As indicated above, “B” in the formula represents the renewable energy premium. For the 2019 carbon tax year, in terms of the relevant Government Gazette notice, the renewable energy premium for any tax period ending on 31 December 2019 is as follows:

  • For biomass, R2,09 / kwh (kilowatt hour);
  • For concentrating solar power, R4,11 / kwh;
  • For landfill gas, R1,35 / kwh;
  • For onshore wind, R1,23 / kwh;
  • For solar photovoltaic, R2,27 / kwh;
  • For hydro not exceeding 15MW installed capacity, R1,61 / kwh; and
  • For hydro greater than 15MW installed capacity, R0,84 / kwh.

A subsequent notice has not yet been issued to indicate whether the same rates will apply for the 2020 carbon tax year.

In our 2021 Special Edition Budget Speech Alert and our Energy Alert of 17 March 2021, we discussed the proposed changes to the carbon tax regime announced in the 2021 Budget, including the proposed changes to the renewable energy premium. One of the issues we noted was that based on the wording in the 2021 Budget, it is unclear whether only the purchaser of renewable energy or both the purchaser and generator of the renewable energy will be able to claim the renewable energy premium, pursuant to the proposed amendment. In light of the President’s announcement regarding the licensing threshold, this issue now potentially becomes even more important.

Another practical consideration is the following – currently the premium is only taken into account to calculate the carbon tax liability of “a taxpayer in respect of the generation of electricity from fossil fuels”. In other words, based on the current wording, it appears that taxpayers who incur a carbon tax liability as a result of a Schedule 2 (of the Carbon Tax Act) activity other than generating electricity from fossil fuels and who generate electricity from renewable sources, potentially cannot use the renewable energy premium to reduce their carbon tax liability.

Carbon offset allowance

In terms of section 13 of the Carbon Tax Act, a taxpayer can reduce its carbon tax liability by making use of the carbon offset allowance. The manner in which the carbon offset allowance can be claimed is detailed in the Carbon Offset Regulations (Regulations).

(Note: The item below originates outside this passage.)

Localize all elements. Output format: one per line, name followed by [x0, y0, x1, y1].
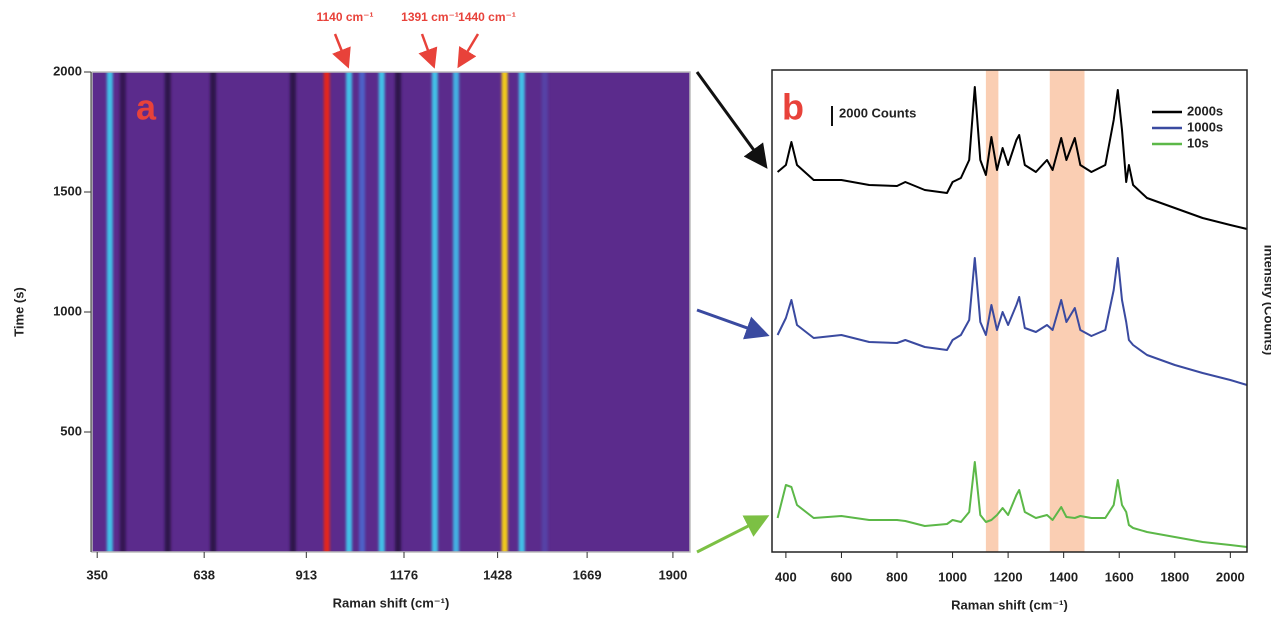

In terms of the Regulations, carbon offsets can only be created through certain eligible activities. The Regulations list seven types of activities in respect of which carbon offsets cannot be created, including renewable energy generated in respect of a technology with an installed capacity exceeding 15MW with a cost equal to or lower than R1,09 / kwh.

In other words, if a taxpayer owns renewable energy infrastructure with an installed capacity not exceeding 15MW and with a cost higher than R1,09 / kwh, that project can potentially create carbon offsets, which the taxpayer can use to reduce its carbon tax liability. Taxpayers who intend to generate electricity pursuant to the amendment of the Electricity Regulation Act, should be mindful of the provisions of the Regulations, if they wish to create offsets through their investment in renewable energy.

Comment

As noted above, the change to the licencing threshold for embedded generation projects will only come into effect once the amendment has been passed. Furthermore, taxpayers should note that the proposed amendments to the Carbon Tax Act will be published in draft legislation that will likely be released in the next few months. Taxpayers will then have an opportunity to comment on the draft legislation. Proposed amendments to the Regulations were published earlier this year and the deadline for comments was 30 April 2021. At this stage, it is unclear whether an amended version of the Regulations will be published for further comment.